N°23 | En revenir ?

Jacques Tardi
Moi René Tardi, prisonnier de guerre au stalag II B
Paris, Casterman, 2012
Jacques Tardi, Moi René Tardi, prisonnier de guerre au stalag II B, Casterman

René, le père de Jacques Tardi, a été prisonnier pendant toute la durée de la Seconde Guerre mondiale. Jean, le père de Dominique Grange, épouse de Jacques Tardi et rédactrice de la préface, a été prisonnier de guerre également. C’est dire que c’est un hommage familial qui est rendu ici, d’autant que Rachel, la fille de Jacques Tardi, s’est occupée de la mise en couleurs et a été primée pour ce travail, et Oscar, le fils de Jacques Tardi, a effectué la recherche iconographique et documentaire. Mais ce n’est pas seulement un hommage familial. On sait que Jacques Tardi est un dessinateur de bande dessinée familier des adaptations littéraires réussies. Il a ici adapté les trois petits cahiers d’écolier des souvenirs de captivité qu’il a demandé à son père de rédiger, dans les années 1980, quarante ans après les faits.
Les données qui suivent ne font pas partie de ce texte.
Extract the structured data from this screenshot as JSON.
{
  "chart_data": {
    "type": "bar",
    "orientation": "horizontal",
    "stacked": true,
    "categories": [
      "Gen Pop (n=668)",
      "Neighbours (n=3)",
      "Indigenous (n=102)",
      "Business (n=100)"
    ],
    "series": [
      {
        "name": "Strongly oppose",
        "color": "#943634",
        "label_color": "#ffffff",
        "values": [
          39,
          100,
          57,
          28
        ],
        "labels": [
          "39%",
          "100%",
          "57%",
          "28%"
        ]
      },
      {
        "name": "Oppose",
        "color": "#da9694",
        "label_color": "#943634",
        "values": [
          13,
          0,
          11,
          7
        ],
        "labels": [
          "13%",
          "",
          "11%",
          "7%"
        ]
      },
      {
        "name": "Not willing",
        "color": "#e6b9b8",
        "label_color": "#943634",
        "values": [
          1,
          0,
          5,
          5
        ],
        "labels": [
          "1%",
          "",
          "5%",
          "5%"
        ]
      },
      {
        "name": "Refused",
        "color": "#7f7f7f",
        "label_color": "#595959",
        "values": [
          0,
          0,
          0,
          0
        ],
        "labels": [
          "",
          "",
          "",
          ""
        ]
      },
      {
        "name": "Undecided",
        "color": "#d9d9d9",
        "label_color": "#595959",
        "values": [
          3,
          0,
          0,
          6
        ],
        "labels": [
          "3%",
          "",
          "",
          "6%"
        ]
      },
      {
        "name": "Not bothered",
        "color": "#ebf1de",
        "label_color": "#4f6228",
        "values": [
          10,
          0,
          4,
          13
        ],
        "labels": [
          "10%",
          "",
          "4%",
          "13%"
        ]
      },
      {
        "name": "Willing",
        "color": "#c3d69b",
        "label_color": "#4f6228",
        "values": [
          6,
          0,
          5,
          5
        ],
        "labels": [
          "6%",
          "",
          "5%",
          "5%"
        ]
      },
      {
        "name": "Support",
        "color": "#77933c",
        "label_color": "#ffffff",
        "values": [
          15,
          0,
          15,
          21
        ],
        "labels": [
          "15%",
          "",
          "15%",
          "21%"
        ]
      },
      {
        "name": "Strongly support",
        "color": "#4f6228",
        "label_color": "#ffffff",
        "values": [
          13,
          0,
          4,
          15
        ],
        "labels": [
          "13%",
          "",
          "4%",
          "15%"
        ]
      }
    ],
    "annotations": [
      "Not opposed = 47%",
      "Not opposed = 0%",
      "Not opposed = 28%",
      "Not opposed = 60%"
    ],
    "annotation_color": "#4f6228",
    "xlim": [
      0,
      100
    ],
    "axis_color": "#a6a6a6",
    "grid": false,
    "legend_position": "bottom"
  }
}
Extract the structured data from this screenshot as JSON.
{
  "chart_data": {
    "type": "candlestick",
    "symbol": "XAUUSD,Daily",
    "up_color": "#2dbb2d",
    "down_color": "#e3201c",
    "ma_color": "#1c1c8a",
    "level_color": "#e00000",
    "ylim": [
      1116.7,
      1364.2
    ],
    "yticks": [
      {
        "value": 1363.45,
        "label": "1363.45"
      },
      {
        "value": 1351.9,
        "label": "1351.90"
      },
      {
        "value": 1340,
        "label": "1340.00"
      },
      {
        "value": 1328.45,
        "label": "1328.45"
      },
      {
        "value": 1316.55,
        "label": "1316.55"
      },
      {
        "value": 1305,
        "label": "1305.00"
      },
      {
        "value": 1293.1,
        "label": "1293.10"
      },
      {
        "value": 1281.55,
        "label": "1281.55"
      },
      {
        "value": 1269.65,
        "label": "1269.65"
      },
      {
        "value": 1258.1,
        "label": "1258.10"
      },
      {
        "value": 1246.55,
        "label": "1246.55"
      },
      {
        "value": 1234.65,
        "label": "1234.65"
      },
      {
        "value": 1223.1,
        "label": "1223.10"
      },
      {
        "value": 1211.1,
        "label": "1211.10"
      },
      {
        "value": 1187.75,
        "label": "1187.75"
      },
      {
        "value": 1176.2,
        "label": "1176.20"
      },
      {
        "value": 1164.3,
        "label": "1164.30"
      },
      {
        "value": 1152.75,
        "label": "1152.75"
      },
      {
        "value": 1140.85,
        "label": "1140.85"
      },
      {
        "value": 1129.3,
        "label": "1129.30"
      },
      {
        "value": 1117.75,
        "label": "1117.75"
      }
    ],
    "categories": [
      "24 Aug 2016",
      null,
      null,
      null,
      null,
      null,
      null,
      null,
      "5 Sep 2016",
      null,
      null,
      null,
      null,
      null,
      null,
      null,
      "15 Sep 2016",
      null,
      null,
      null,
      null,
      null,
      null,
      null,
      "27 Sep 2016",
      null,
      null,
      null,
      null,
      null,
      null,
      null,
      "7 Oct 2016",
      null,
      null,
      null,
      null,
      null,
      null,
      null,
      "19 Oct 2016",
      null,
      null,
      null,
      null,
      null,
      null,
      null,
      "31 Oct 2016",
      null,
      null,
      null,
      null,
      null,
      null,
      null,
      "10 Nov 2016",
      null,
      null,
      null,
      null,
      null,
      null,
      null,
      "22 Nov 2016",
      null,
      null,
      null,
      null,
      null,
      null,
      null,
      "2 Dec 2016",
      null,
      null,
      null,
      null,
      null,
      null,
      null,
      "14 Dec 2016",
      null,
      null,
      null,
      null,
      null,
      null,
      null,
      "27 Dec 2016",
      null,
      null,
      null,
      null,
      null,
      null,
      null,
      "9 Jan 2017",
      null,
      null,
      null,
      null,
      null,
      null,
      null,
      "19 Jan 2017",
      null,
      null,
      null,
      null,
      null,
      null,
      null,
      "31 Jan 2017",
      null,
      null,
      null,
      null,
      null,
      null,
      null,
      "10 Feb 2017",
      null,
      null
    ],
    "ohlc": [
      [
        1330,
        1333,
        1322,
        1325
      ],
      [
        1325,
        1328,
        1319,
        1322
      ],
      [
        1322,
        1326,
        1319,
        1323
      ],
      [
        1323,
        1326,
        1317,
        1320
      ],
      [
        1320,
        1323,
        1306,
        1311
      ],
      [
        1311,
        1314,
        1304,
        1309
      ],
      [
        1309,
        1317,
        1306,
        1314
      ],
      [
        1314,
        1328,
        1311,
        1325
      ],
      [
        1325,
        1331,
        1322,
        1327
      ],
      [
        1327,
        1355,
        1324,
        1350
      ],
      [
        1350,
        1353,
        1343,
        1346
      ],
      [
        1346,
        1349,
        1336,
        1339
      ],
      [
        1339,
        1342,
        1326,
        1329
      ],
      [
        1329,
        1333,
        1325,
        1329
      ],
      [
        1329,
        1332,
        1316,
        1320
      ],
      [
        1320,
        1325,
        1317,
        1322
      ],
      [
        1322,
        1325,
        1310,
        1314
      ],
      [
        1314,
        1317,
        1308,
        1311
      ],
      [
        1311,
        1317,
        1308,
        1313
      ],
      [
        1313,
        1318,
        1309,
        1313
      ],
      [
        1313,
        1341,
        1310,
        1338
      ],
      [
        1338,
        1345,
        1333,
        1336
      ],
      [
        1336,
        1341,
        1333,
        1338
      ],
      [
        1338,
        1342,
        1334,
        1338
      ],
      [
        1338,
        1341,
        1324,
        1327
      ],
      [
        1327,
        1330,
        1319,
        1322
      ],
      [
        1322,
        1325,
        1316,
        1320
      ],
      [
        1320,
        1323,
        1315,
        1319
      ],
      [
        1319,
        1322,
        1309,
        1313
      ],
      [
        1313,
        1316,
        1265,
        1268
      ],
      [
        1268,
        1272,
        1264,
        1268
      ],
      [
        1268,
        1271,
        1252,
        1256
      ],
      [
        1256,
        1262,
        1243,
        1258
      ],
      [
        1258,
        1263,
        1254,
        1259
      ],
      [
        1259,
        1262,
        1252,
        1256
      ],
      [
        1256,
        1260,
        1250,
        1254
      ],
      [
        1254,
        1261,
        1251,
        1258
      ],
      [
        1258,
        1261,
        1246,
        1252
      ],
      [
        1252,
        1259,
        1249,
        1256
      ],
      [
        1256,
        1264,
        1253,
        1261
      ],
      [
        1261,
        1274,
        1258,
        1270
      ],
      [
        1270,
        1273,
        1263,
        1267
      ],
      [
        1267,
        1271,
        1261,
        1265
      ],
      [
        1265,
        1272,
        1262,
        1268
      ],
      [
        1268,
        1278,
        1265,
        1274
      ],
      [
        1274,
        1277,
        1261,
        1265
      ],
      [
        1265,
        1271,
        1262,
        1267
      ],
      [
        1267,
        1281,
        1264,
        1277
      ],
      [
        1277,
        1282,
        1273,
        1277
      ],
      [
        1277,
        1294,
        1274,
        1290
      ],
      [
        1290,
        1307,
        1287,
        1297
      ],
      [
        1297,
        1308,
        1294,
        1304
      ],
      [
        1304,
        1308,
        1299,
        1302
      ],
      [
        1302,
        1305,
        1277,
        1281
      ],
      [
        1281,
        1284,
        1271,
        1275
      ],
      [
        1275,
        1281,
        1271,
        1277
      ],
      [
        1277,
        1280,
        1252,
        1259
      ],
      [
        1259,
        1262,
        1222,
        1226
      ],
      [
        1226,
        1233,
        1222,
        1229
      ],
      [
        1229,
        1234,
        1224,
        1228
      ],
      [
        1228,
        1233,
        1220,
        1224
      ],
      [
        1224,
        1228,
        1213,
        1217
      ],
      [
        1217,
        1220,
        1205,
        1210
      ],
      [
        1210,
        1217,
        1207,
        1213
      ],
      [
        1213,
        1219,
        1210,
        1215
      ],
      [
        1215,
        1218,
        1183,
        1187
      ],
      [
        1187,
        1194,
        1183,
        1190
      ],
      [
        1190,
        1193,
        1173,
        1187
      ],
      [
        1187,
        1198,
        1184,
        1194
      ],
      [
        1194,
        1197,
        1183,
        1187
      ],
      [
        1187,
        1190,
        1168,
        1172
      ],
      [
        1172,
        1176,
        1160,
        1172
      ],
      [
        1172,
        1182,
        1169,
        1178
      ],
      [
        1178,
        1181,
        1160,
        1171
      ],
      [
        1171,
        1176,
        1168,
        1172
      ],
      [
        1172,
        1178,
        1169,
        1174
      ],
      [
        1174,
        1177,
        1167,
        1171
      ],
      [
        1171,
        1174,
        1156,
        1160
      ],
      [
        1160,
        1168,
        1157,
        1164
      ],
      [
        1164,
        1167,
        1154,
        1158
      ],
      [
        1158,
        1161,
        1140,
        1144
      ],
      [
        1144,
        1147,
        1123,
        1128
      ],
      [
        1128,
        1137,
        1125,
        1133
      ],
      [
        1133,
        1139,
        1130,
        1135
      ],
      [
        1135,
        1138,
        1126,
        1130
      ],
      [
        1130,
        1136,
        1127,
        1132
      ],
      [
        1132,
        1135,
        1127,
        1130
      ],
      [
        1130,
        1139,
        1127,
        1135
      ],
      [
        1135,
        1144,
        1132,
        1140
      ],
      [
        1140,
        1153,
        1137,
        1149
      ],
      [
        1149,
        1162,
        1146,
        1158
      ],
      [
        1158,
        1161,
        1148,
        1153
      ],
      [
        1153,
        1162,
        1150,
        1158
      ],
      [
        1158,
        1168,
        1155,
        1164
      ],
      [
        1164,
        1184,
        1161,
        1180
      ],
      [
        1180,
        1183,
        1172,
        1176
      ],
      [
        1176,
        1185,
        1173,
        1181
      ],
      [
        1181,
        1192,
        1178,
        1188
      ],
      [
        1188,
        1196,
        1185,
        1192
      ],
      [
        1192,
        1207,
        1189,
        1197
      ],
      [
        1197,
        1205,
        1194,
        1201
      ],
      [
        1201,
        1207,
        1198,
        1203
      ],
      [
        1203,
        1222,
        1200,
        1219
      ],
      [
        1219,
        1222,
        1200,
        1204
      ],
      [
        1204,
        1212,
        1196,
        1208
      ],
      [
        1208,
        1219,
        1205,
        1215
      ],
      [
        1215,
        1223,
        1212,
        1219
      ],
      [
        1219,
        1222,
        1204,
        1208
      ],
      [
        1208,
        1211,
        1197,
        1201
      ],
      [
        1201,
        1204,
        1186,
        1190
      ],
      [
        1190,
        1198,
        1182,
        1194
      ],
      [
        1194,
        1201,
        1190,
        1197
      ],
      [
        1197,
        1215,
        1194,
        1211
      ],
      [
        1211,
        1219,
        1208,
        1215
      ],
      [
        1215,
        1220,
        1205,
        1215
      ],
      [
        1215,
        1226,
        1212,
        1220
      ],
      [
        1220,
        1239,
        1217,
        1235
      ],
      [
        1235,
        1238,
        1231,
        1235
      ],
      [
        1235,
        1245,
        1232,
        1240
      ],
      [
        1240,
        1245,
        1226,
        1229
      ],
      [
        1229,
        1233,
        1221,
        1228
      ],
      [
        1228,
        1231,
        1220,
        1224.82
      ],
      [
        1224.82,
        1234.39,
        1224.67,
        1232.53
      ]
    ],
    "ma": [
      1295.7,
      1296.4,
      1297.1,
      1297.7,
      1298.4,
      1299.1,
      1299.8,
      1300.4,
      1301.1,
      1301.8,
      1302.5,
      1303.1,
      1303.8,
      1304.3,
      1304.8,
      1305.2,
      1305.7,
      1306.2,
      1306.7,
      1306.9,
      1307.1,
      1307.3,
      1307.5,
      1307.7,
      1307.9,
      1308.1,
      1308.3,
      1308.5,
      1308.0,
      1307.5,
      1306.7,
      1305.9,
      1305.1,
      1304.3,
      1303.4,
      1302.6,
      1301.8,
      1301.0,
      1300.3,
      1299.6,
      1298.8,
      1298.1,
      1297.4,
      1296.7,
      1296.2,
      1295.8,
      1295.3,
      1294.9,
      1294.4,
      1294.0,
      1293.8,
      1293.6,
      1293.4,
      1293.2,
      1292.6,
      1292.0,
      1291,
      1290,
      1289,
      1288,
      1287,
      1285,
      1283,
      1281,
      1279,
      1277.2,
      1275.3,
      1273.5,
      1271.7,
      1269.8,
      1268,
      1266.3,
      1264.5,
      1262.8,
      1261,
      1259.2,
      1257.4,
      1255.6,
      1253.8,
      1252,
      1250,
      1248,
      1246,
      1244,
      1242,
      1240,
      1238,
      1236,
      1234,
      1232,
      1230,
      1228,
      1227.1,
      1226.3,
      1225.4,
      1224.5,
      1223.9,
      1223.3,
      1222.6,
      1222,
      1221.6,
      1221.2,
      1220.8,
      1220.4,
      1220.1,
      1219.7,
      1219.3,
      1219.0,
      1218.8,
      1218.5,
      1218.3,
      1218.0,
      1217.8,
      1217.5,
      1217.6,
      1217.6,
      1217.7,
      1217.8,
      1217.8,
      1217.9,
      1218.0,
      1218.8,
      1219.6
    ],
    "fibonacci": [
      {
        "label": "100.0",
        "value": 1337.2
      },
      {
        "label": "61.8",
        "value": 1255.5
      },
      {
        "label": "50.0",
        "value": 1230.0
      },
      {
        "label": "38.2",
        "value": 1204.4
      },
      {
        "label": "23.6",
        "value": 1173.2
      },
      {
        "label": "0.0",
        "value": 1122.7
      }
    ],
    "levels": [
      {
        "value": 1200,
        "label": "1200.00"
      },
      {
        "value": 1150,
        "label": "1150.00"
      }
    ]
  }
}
Et il a parfaitement réussi à évoquer la captivité d’un Français parmi les un million huit cent mille dans cette situation et à montrer les « dommages collatéraux » de la défaite française durant la Seconde Guerre mondiale.

Les souvenirs des cinq années que René Tardi passa en Allemagne à partir de l’âge de vingt-cinq ans sont très précis et encore très présents dans sa mémoire. Jacques Tardi les a complétés par quelques photographies rapportées par son père, « un bouquin généraliste sur le sujet » (entretien avec Jacques Tardi reproduit dans le petit cahier inséré au début de la bande dessinée et qui explique la genèse du projet) qui n’est pas cité, quelques films et des vues du stalag II B sur Internet. Il précise « il m’a bien fallu faire avec ce que j’avais », sous-entendant peut-être que peu d’études historiques ont été menées sur le sujet de la captivité, alors que la recherche historique est dynamique depuis les années 1990 et les ouvrages facilement accessibles. Mais la restitution des combats de 1940 et de la captivité est très réaliste, très juste historiquement et particulièrement complète puisqu’il y est même fait allusion à l’homosexualité – ce qui est rarissime dans les témoignages.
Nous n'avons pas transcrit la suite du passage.